Hernández-Martínez, Maylet, Gallardo-Velázquez, Tzayhri, Osorio-Revilla, Guillermo
European food research & technology 2010 v.231 no.2 pp. 321-329
Fourier transform infrared spectroscopy, algorithms, chemical analysis, chemometrics, fatty acid composition, food research, least squares, margarine, models, monounsaturated fatty acids, multivariate analysis, polymerase chain reaction, polyunsaturated fatty acids, reflectance, salt content, saturated fatty acids, trans fatty acids
Fourier transform infrared spectroscopy (FTIR) with horizontal attenuated total reflectance (HATR) coupled to multivariate analysis was used to predict chemical composition, fatty acid profile, nutritional relationships between fatty acids, and to identify trans fatty acids (TFA) of margarines.
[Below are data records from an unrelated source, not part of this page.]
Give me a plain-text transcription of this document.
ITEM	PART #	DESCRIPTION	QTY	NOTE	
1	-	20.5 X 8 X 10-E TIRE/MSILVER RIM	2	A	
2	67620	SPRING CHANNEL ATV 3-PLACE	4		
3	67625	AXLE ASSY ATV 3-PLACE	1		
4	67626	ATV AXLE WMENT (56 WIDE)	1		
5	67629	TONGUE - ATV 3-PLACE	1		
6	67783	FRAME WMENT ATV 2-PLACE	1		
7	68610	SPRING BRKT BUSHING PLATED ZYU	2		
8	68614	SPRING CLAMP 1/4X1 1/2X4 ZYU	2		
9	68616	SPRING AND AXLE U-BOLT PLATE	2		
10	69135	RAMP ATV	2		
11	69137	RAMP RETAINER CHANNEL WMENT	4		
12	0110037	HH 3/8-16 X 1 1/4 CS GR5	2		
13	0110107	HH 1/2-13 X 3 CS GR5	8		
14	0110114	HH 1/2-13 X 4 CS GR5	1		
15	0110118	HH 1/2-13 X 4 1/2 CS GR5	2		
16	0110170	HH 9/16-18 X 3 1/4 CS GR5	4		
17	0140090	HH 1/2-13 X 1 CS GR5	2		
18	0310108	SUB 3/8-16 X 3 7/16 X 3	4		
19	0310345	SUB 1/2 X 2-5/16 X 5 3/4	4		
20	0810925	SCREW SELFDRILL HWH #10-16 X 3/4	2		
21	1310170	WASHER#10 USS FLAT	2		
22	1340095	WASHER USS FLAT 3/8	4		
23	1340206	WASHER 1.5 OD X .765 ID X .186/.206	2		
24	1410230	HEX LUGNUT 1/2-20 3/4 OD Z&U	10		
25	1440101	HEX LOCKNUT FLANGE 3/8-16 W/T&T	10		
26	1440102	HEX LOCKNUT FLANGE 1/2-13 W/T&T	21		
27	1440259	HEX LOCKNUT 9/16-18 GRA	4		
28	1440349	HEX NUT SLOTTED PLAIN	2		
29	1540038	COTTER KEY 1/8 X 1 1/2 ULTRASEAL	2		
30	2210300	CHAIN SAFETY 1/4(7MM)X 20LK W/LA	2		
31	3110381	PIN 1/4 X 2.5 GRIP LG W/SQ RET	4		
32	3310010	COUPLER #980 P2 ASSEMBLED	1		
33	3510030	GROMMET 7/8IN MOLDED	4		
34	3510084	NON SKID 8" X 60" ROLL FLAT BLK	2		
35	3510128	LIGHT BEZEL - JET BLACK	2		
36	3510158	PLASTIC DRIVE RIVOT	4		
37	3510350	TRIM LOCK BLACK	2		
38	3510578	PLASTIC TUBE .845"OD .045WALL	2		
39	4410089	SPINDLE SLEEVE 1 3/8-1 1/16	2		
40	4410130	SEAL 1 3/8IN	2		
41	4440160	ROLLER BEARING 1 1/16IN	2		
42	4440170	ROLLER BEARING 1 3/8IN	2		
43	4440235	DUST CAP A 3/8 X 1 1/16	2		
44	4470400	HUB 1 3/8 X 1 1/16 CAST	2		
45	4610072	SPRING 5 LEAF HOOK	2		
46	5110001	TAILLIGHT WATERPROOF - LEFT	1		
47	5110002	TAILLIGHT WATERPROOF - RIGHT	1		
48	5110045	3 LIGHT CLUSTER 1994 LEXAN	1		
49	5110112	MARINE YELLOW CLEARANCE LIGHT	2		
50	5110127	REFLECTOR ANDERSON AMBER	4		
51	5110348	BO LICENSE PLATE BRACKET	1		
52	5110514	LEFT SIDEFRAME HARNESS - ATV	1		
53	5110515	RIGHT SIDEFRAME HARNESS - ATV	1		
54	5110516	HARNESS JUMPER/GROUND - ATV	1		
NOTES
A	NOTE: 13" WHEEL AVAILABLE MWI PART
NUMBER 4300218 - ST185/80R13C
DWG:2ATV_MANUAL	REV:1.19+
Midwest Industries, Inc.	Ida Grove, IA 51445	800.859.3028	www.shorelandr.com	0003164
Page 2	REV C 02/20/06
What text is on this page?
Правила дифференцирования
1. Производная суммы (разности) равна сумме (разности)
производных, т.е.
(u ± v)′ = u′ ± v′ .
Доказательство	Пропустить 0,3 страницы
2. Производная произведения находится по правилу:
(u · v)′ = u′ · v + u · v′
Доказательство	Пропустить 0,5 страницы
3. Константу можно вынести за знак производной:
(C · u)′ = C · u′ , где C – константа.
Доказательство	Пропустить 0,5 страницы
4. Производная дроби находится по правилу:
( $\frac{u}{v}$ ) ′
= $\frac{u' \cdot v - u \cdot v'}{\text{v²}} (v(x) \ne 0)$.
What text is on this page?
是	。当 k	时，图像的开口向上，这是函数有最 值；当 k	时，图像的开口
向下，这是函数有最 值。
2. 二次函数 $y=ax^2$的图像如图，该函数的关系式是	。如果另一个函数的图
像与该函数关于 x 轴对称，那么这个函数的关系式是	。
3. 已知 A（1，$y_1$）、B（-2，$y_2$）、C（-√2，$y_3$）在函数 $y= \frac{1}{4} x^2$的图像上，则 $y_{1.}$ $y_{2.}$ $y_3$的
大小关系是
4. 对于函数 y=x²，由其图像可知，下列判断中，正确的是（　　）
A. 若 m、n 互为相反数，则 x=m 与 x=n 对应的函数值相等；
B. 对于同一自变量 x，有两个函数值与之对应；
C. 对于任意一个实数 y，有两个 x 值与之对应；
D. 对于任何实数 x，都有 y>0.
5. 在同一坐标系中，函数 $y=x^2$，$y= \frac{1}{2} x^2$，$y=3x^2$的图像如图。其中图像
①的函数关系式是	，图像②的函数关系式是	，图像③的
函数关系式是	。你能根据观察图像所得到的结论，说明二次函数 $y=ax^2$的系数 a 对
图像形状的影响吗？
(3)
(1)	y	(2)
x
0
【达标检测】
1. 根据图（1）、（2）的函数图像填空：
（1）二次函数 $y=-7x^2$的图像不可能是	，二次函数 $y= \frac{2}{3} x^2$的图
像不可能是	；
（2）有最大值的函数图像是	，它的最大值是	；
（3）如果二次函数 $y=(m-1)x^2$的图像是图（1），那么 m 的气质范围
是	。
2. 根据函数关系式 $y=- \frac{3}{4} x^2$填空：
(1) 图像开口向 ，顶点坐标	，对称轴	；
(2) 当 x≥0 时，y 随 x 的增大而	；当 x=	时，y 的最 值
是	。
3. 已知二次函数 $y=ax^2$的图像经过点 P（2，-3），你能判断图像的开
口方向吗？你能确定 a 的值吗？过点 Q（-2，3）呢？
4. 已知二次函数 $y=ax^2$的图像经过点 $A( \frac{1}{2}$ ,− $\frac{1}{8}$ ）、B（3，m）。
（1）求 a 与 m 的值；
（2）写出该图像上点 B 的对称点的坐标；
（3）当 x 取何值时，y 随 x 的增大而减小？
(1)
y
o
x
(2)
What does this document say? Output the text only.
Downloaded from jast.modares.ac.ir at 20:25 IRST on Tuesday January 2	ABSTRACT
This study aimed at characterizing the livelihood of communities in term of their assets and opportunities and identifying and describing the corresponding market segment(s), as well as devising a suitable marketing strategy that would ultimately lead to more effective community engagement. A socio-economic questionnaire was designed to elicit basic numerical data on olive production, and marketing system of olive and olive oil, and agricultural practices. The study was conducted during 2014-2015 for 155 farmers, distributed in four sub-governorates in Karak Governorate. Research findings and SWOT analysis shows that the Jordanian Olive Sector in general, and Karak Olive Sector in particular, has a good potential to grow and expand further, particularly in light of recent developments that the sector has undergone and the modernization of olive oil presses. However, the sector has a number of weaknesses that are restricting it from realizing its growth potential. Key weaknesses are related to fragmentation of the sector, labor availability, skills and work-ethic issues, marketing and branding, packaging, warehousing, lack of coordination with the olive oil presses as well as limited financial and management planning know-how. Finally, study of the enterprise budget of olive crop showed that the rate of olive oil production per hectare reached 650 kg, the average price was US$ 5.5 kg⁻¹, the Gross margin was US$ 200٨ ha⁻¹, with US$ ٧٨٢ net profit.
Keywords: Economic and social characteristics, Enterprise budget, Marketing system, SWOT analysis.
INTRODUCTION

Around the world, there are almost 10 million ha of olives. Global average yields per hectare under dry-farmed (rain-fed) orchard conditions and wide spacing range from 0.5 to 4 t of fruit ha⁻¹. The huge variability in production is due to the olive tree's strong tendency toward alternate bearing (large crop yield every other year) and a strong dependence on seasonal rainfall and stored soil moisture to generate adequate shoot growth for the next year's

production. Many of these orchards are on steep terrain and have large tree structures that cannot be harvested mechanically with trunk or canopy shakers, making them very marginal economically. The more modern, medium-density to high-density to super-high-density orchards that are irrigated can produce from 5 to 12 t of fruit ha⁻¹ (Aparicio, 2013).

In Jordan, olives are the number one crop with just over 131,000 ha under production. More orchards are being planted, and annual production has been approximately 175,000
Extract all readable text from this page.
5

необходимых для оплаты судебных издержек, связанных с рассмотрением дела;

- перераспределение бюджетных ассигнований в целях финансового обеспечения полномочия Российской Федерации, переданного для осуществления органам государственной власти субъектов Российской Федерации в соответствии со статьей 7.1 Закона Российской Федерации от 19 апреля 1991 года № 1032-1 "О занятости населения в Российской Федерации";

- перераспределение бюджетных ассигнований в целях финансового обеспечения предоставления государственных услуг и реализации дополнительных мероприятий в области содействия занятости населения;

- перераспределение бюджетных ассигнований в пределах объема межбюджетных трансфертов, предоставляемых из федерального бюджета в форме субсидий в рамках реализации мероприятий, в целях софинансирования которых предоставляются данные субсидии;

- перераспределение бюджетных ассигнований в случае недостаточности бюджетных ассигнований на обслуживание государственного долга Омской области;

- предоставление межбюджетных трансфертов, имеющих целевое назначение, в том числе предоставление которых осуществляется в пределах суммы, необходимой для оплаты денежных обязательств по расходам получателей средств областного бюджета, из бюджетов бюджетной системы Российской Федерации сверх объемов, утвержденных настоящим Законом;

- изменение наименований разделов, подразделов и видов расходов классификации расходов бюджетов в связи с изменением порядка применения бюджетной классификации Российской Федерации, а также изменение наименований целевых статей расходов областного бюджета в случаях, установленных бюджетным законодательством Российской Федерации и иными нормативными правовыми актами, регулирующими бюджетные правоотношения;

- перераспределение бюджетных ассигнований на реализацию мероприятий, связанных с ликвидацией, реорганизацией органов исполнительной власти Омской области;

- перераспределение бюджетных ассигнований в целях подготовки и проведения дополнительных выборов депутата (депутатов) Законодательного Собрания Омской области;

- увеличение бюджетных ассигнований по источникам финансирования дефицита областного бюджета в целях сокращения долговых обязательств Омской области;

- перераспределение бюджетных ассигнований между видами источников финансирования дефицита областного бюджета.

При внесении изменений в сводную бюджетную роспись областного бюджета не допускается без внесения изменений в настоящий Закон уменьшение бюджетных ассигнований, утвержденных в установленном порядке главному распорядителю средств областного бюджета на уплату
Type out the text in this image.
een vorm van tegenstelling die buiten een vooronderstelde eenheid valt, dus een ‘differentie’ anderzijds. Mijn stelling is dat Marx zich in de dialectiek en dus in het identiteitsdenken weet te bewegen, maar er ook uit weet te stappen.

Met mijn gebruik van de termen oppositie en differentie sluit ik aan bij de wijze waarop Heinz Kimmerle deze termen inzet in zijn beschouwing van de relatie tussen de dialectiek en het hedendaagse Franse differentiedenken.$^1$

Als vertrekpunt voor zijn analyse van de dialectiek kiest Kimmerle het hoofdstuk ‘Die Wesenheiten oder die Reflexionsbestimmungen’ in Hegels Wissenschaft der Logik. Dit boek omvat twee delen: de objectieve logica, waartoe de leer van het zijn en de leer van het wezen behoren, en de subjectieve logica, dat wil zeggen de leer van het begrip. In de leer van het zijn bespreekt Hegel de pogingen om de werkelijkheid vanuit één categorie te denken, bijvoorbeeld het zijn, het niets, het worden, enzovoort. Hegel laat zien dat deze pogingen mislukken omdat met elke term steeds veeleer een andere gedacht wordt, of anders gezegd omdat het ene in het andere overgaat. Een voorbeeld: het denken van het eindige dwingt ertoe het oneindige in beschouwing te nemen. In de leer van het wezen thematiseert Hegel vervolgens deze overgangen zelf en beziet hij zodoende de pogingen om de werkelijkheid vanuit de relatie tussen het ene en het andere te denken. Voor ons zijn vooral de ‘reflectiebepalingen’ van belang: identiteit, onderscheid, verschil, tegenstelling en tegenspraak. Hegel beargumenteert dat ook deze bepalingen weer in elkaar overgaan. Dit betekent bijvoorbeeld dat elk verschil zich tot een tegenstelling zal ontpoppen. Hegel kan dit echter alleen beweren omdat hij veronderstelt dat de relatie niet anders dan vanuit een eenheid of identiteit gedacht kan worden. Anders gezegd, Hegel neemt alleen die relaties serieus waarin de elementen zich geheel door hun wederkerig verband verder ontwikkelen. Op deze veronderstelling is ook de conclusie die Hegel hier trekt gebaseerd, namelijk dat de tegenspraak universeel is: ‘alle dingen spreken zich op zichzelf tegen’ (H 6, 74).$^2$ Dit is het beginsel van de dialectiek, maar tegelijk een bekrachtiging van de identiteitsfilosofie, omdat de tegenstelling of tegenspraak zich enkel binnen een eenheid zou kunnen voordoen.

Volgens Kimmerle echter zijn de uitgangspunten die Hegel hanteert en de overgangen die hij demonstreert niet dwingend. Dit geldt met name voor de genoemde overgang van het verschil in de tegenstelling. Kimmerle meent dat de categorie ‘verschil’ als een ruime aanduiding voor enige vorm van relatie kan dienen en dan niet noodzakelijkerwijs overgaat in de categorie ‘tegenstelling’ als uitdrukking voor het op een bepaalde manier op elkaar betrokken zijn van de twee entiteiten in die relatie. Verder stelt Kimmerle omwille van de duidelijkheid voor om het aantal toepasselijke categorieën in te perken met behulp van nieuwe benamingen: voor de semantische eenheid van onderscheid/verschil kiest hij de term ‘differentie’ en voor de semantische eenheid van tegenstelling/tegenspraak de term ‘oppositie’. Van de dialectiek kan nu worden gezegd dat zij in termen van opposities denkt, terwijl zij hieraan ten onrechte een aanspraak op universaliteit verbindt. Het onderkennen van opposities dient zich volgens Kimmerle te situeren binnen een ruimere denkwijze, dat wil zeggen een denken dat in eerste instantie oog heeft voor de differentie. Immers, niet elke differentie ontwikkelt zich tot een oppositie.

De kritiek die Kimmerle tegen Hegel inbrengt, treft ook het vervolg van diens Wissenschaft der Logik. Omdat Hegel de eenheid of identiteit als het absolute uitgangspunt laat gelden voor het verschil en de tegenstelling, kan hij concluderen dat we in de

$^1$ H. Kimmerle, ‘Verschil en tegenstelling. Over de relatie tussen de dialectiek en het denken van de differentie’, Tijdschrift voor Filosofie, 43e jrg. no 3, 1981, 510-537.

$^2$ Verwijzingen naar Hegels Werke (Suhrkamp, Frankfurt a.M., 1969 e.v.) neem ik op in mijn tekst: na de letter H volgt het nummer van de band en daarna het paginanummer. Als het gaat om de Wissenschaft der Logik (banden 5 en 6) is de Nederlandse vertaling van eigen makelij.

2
For model building and validation, a set of 42 margarines samples were analyzed in terms of fatty acid profile, total fat, moisture, and salt content. The quantitative models were based on incorporating the above chemical parameters of the different margarines and HATR-FTIR spectral information into the calibration model using chemometric analysis. Chemical parameters for total fat, moisture, and salt content ranged 39-84.5%, 14.5-59%, and 0.3-2.6%, respectively. Regarding fatty acids, the concentration of TFA, saturated fatty acid (SFA), monounsaturated fatty acid (MUFA), and polyunsaturated fatty acid (PUFA) ranged 0-34.06%, 17.17-54.20%, 15.26-34.49%, and 4.02-53.89% (g/100 g margarine), respectively. Principal components regression (PCR) and partial least square analysis (PLS) were used to inspect the variation within the sample set. The best model to predict the chemical composition was obtained using the algorithm partial least squares (PLS) with a R ² greater than 0.933 and SEC and SEP less than 1.294 and 1.406, respectively. The optimized SIMCA model used to identify high or low TFA content showed 100% correct classification rate of both margarines with less than 2.0 g TFA/100 g fat as more than 2.0 g TFA/100 g fat. Compared with traditional chemical analysis, the FTIR-HATR models analyzed margarines in minutes and directly in their neat form.